O inesperado acontece...
Paulo Ximenes*
Nove horas da manhã e o sol já importunava o mundo. O terreno era longo, sinuoso, acidentado e a mata rala não dava conta de aliviar a quentura. O velho apressava os passos, empinava a coluna, criava a impressão de um homem esguio. Ofegante, centralizava o chapéu de couro na cabeça e enxugava o suor com a manga suja da camisa. Seu vigor era impressionante. Quem já viu um sertanejo nordestino ter medo de alguma coisa ou esmorecer no caminhar? Mas nada justificava aquela espingarda calibre 12 e aquele facão preso à sua cintura, que de tão grande se arrastava pelo chão. E, ainda por cima, a cartucheira cruzada ao peito, que lhe emprestava um ar de jagunço.
O velho ia sempre na frente, abrindo caminho com o facão. O terreno logo se embrenhou pela mata. Era a subida de um serrote. Com um olhar desconfiado, de vez em quando ele fazia uma parada brusca e pedia silêncio. Alguns segundos de total imobilidade e vigília. Examinava o matagal como quem procurasse por um demônio. Depois, com um leve aceno de braço, liberava o engenheiro agrônomo que lhe acompanhava (realizando serviço de regularização fundiária) para prosseguir viagem. A marmota levou o técnico a se lembrar daqueles velhos filmes americanos da Segunda Guerra em que fuzileiros navais avançam em terrenos minados.
O técnico, calejado e
corrido no mundo, armado apenas com uma caneta e uma prancheta, começava a
estranhar aquela estratégia de guerra. Mas não fazia perguntas. Não queria
demonstrar medo nem dar cabimento às crendices. Nem descartar quaisquer outras
hipóteses. E se fosse o caso de um serial killer socado naquelas matas?
O trabalho de demarcação e avaliação de terras, até que um novo conjunto de conhecimentos científicos se apliquem a ele, será sempre algo fatigante. Requer disposição, vigor físico e coragem por parte de quem o executa. Para dar conta desse recado, muitas vezes é preciso se palmilhar distâncias, que se abram caminhos à golpes de foice, que se salteiem cercas de arame farpado, que se metam os pés nos rochedos das cobras, que se tangenciem casas de maribondo...

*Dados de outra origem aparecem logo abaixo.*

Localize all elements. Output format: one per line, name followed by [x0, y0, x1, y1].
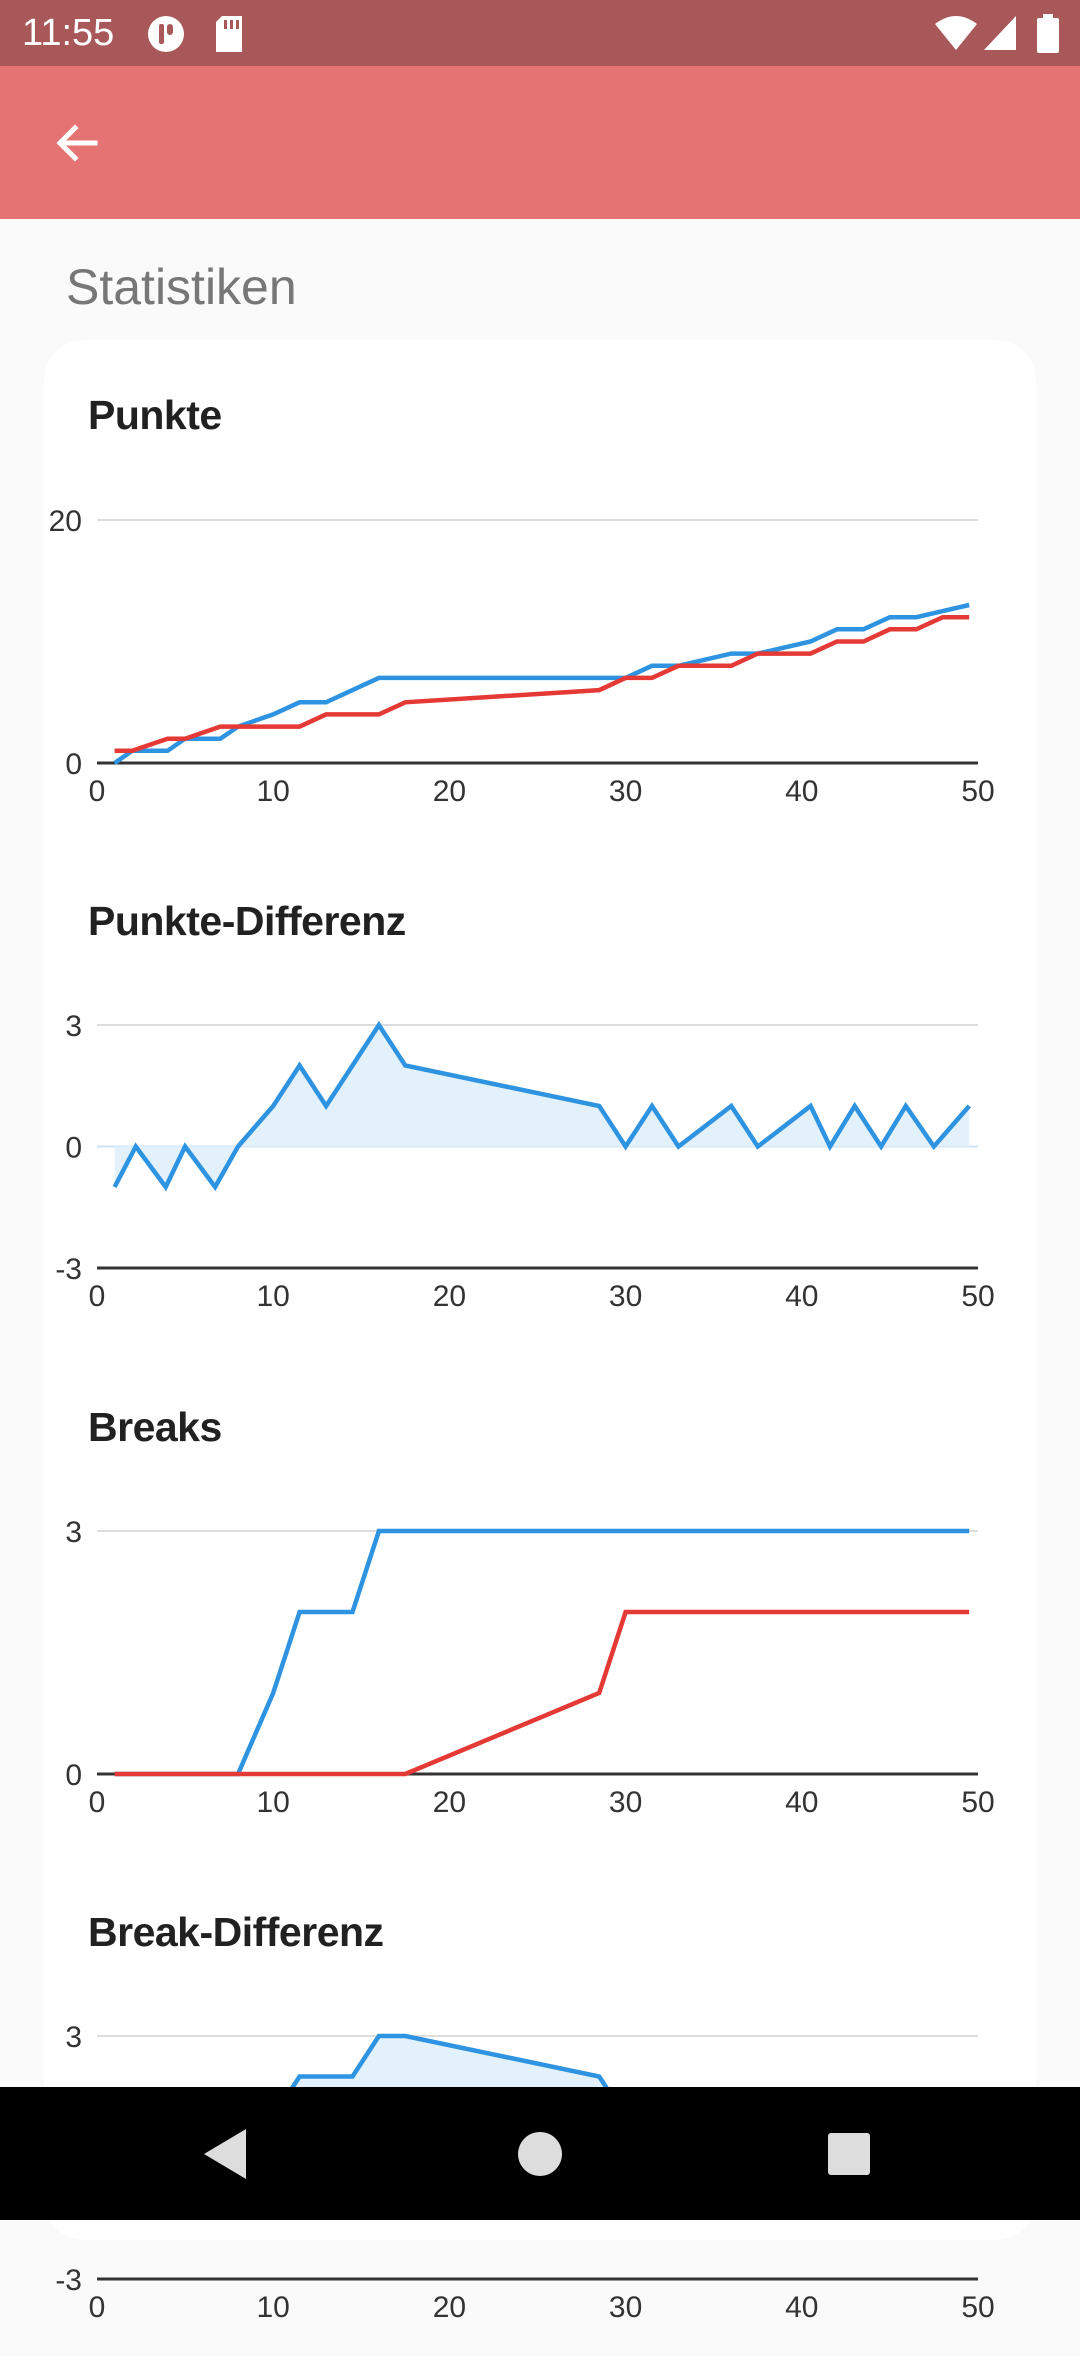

Mais uma vez o “nosso jagunço” levantava o braço e tornava a interromper a caminhada. Sua investigação misteriosa sobre algo vivo e invisível dentro da mata, já se tornava uma parvoíce: dedo no gatilho, olhos e ouvidos atentos, contração muscular de um predador camuflado na iminência de um ataque. Cena digna de um Alfred Hitchock. Contudo, entre uma suspensão e outra, o trabalho deu-se por concluído. Mas com a aproximação do pôr-do-sol, o velho recomendou a apressar os passos. “É muito perigoso ficar nessas matas a essas horas!”.
Aí já era demais! Passados alguns minutos de uma quase correria, o técnico, já meio ofegante, não se conteve:
– Perigoso? Por quê?
– Tem um leão enorme nessa mata. Eu mesmo vi!
– Um leão?!!!
– Sim senhor. Tem um leão aqui. Ontem ele comeu o garrote de compadre Joaquim. Só sobrou o couro e os ossos!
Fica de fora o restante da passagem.